Wednesday, 30 May 2007

Fanzines Reviewing Fanzines - Telos #15


In a continued celebration of RTP! #1 this week, this blog brings you a review of the fanzine that in many ways helped spawn RTP! in the first place. Jonathan Park's Telos as reviewed in RTP! #1:
Telos #15 — The Last Laugh!!!

Farewell to a slice of Doctor Who fandom in New Zealand.

There aren't that many adjectives around that would sum this one up. Quirky comes to mind as the most appropriate however. What should have been 'the last laugh' was more of a cough, a splutter that was the last regular issue of Telos. Reprinted in the middle of it all was Telos #1. Telos had come a long way since that issue, so it was interesting to see it and such initiatives as 'The Telos Prediction Line'.
Back to the main body, and Telos^2* looked to be interesting with a well written article by David Ronayne about the dark path taken by recent TV sci-fi shows, and an often indepth review of Doctor Who Season Nine.
Unfortunately, this issue was all too neglected, and a sad farewell to a fine piece of New Zealand fandom history.

- Wade Campbell
* Telos^2 was an aborted attempt to transition Telos from a purely Doctor Who fanzine to a multi-show one. What was completed of it appeared as part of issue 15.

A tad on the short side, so help pad out this post is a brand new review of the same issue a little over ten years later:

Telos #15 — The Last Laugh!!! (April 1997)
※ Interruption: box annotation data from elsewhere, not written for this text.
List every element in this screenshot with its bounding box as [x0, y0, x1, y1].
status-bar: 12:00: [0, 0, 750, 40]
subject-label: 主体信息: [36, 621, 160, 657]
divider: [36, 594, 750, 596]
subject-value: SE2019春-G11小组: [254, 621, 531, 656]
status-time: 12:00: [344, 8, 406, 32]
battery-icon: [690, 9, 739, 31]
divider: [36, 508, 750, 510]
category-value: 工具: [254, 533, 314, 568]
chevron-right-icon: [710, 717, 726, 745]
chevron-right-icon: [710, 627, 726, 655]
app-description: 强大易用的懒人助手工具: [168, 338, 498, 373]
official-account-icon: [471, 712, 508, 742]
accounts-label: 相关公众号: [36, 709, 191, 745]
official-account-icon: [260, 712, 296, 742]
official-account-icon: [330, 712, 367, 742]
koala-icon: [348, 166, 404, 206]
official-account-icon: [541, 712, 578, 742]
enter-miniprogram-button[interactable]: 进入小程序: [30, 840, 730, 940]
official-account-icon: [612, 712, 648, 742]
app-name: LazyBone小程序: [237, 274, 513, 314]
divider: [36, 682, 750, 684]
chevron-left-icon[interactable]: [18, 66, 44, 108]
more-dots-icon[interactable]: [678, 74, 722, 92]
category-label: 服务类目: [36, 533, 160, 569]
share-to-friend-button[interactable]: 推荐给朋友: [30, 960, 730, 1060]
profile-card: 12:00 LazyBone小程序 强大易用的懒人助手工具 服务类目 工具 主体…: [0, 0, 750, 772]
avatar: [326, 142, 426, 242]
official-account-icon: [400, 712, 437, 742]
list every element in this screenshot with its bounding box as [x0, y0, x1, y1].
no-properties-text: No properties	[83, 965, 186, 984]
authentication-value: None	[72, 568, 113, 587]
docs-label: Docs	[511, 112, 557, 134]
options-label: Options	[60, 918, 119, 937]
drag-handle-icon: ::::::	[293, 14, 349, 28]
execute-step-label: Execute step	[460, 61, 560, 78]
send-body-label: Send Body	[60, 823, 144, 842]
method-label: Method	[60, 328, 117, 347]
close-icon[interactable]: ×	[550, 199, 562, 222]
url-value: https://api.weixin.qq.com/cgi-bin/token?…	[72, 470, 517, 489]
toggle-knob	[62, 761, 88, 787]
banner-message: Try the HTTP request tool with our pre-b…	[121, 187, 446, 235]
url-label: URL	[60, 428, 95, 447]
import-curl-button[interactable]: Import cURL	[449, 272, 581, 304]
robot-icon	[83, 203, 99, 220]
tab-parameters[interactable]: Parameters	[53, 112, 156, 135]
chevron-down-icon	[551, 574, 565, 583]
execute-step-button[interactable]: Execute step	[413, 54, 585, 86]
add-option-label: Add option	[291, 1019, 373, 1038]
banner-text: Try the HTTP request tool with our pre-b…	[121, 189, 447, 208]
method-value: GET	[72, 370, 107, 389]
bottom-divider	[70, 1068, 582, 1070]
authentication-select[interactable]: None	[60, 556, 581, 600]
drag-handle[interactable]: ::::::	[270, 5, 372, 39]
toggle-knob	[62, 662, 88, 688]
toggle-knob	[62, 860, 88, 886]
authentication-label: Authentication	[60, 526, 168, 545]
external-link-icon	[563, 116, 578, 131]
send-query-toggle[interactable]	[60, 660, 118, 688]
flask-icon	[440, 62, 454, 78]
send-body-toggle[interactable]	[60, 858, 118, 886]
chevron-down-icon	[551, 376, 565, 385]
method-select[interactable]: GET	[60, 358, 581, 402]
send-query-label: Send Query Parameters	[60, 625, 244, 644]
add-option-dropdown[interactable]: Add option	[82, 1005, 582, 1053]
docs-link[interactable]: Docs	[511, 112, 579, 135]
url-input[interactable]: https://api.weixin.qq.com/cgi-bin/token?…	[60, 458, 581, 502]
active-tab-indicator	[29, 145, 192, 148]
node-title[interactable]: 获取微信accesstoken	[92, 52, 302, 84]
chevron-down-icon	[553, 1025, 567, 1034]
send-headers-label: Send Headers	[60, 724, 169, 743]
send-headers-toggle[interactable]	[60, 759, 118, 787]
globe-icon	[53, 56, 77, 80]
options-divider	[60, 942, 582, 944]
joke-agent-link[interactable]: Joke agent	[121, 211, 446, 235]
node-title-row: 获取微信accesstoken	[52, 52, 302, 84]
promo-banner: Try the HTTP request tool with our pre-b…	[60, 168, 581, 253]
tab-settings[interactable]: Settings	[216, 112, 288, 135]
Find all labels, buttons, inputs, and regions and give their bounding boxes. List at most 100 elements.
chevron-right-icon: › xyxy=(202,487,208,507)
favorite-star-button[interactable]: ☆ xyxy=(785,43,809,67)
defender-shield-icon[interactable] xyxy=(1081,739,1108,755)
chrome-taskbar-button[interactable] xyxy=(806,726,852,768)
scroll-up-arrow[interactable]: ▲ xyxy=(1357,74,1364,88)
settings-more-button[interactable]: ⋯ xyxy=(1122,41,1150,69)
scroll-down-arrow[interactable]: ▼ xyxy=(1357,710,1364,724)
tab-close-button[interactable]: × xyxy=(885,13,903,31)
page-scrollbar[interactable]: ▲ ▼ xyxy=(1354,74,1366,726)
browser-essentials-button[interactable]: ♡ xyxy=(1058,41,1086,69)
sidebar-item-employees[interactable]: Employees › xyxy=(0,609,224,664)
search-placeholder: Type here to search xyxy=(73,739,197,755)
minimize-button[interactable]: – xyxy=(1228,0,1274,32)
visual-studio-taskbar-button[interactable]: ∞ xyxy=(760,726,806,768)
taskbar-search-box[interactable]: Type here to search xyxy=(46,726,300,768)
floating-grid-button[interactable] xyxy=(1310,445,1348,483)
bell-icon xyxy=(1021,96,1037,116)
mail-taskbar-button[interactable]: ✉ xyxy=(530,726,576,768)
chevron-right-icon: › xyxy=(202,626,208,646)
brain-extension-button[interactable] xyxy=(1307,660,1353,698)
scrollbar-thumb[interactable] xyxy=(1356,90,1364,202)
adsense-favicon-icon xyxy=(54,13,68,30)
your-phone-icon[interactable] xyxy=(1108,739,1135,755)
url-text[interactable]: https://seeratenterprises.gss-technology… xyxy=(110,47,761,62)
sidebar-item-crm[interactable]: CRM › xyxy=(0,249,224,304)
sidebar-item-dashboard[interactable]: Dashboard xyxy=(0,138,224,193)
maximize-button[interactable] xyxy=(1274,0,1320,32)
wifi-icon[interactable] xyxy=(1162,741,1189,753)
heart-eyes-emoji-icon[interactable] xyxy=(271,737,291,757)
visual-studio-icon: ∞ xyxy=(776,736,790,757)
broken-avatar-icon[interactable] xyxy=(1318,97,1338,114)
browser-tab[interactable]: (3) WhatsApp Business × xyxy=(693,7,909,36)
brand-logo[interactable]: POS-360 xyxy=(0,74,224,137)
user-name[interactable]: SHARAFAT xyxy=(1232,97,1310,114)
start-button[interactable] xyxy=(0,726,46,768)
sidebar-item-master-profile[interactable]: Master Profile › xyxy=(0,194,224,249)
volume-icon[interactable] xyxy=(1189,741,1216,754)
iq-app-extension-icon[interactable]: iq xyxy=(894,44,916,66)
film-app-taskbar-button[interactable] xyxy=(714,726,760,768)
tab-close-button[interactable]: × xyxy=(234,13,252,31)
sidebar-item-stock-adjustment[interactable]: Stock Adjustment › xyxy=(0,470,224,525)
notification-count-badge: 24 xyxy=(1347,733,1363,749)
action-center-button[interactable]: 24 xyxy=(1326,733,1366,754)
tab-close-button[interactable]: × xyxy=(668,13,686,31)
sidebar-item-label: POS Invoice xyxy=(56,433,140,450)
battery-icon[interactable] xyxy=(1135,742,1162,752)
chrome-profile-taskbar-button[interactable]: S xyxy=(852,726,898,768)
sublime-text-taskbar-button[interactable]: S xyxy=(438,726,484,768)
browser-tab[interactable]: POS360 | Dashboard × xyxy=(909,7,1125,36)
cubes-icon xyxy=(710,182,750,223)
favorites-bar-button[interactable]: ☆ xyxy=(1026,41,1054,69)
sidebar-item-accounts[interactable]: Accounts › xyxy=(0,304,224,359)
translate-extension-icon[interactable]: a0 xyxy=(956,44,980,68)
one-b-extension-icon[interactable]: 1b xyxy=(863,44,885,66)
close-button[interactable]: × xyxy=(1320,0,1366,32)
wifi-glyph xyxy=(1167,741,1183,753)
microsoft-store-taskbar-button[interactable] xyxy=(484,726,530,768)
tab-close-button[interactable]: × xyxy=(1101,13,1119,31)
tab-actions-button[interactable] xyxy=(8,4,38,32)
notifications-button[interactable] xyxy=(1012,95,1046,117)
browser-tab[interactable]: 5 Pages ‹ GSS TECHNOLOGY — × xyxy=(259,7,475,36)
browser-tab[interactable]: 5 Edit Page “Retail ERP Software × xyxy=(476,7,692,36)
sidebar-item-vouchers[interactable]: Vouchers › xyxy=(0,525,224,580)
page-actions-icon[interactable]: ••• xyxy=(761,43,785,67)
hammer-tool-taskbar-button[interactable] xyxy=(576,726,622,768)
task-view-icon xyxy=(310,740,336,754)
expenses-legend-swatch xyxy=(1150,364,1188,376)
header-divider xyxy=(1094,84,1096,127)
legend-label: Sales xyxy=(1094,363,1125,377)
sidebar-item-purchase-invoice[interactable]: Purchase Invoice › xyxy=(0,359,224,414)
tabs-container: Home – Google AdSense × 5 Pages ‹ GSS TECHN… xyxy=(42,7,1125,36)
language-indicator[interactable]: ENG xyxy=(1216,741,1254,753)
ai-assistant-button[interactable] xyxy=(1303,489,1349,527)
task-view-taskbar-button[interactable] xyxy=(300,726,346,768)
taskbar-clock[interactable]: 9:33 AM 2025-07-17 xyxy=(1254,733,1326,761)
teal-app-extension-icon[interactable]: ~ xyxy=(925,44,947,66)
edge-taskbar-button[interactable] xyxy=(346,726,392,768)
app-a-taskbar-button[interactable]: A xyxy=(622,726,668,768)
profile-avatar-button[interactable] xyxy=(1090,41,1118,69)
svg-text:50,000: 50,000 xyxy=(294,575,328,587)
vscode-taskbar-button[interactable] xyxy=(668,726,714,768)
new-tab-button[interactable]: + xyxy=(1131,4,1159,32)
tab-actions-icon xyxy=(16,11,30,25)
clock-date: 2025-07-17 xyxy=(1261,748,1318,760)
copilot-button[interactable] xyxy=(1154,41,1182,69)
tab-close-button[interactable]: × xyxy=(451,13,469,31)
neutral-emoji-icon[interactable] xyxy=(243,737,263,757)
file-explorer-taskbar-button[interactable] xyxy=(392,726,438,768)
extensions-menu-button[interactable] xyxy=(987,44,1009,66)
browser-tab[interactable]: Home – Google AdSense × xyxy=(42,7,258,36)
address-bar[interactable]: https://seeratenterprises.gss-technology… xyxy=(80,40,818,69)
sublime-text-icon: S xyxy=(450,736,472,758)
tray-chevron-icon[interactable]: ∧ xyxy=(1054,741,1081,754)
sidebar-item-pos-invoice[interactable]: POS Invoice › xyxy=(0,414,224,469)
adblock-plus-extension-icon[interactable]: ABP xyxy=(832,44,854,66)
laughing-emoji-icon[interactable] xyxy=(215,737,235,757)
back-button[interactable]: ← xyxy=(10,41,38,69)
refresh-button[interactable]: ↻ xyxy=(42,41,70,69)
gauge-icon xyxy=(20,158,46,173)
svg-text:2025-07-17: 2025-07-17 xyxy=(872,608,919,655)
Telos came to an end in April 1997 with its fifteenth and final issue, identified on the cover as 'The Last Laugh!!!'. Telos was something that I'd been aware of ever since Paul Scoones had begun reviewing it in the pages of TSV, but it was not something that I'd ever read. I eventually stumbled over a copy of a previous issue (#12) while working on RTP! some time after it had folded.

Issue 15 is something of an unfortunate issue to bow out on as it is incredibly half-hearted in execution, the fanzine finally getting a decent send off with Telos Unearthed, which was edited by Peter Adamson and published in 1998.

A hefty chunk of the issue (twenty of the fifty-two pages) is given over to a complete reprint of Issue 1, which does at least allow the reader to appreciate just how much the fanzine had improved in every area since its first issue. Four pages are lost to large type face announcements and another two to reprinted material, one of which is Graham Muir's "Saucer" comic.

The new material that does make it into the issue all comes from the aborted Telos^2 fanzine that Jonathan Park had dabbled with the idea of. Thus the purely Doctor Who material is limited to reviews of merchandise (trading cards and a video release), an interview with Evan Hercules (who worked on The Mind Robber), a report on the then recently restarted Christchurch Chapter of the NZDWFC, and an overview of Season Nine.

Not as bad as it potentially might have been given that Jonathan had lost interest in continuing the fanzine, but as a way to either remember those heady days or sample what Telos was like you are better off tracking down a copy of Telos Unearthed.